Lumajang, – Dusun Kalibanter, Desa Kalipenggung, Kecamatan Randuagung tengah menghadapi krisis agraria yang serius akibat dugaan pelanggaran Hak Guna Usaha (HGU) oleh PT Kalijero.
Warga setempat mengeluhkan ketidakjelasan status lahan yang selama ini dikuasai perusahaan, yang diduga tidak sesuai dengan peruntukan HGU yang diajukan.
Kasus ini membuka tabir pelanggaran administratif yang berpotensi merugikan masyarakat dan negara.
Menanggapi hal itu, Ketua DPRD Lumajang Oktafiani menyatakan dengan tegas bahwa PT Kalijero telah melakukan pelanggaran yang sangat jelas.
Perusahaan ini diwajibkan melaporkan rencana kerja tahunan kepada Badan Pertanahan Nasional (BPN) sebagai bagian dari kewajiban administrasi HGU. Namun, selama bertahun-tahun, bahkan hingga perpanjangan HGU yang sudah mencapai tiga kali, PT Kalijero tidak pernah menyerahkan laporan tersebut.
“Kami sangat prihatin karena laporan rutin yang wajib disampaikan tidak pernah diterima BPN. Ini pelanggaran berat yang tidak bisa dibiarkan,” kata Oktafiani, Sabtu (24/5/25).
HGU PT Kalijero mencakup hektare lahan, namun peruntukannya diduga tidak sesuai dengan yang diajukan saat permohonan.
Karena HGU ini dikeluarkan oleh kementerian, bukan oleh BPN daerah, maka DPR berencana melakukan koordinasi langsung dengan kementerian terkait untuk menelusuri dan menguji ulang keabsahan rekomendasi HGU tersebut.
“Kami akan mencari tahu apakah kementerian sudah melakukan uji kelayakan dan memastikan lahan digunakan sesuai peruntukannya. Jika tidak, kami tidak segan mengambil langkah tegas,” tegas Oktafiani.
Diberitakan sebelumnya, alih fungsi lahan Hak Guna Usaha (HGU) seluas 1.200 hektar milik PT Kalijeruk Baru (KJB) di Dusun Kalibanter, Desa Kalipenggung, Kecamatan Randuagung, Kabupaten Lumajang, memicu keprihatinan mendalam dari warga setempat.

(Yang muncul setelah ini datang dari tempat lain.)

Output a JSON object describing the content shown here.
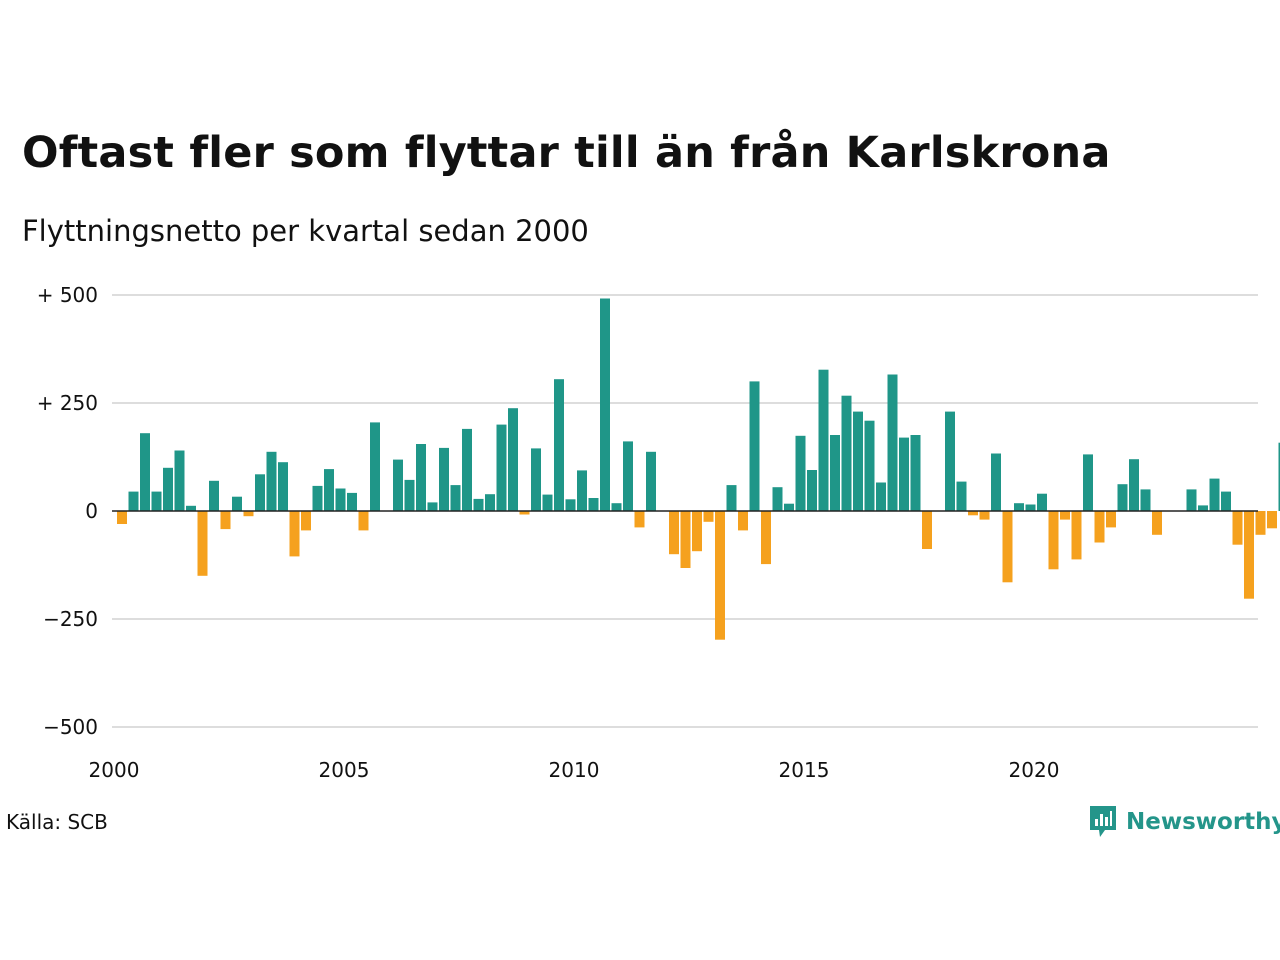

Penebangan besar-besaran tanaman keras seperti karet, kakao, dan kopi yang selama puluhan tahun menjadi penyangga ekosistem kini digantikan oleh perkebunan tebu yang disewakan kepada pihak ketiga. Praktik ini tidak hanya merusak lingkungan, tetapi juga mengancam keselamatan dan kesejahteraan masyarakat lokal.
Alih fungsi lahan yang dilakukan PT KJB ini diduga tidak sesuai dengan izin yang diberikan. Warga menilai perubahan drastis dari tanaman keras yang ramah lingkungan menjadi tanaman tebu yang lebih merusak adalah bentuk penyimpangan yang harus segera diusut tuntas.
Ahmad Sidik, perwakilan warga Dusun Kalibanter, menegaskan bahwa warga tidak menuntut pengambilalihan lahan, melainkan pengelolaan yang sesuai dengan peruntukan awal yang telah disetujui, yakni tanaman keras yang berkelanjutan dan menjaga keseimbangan alam.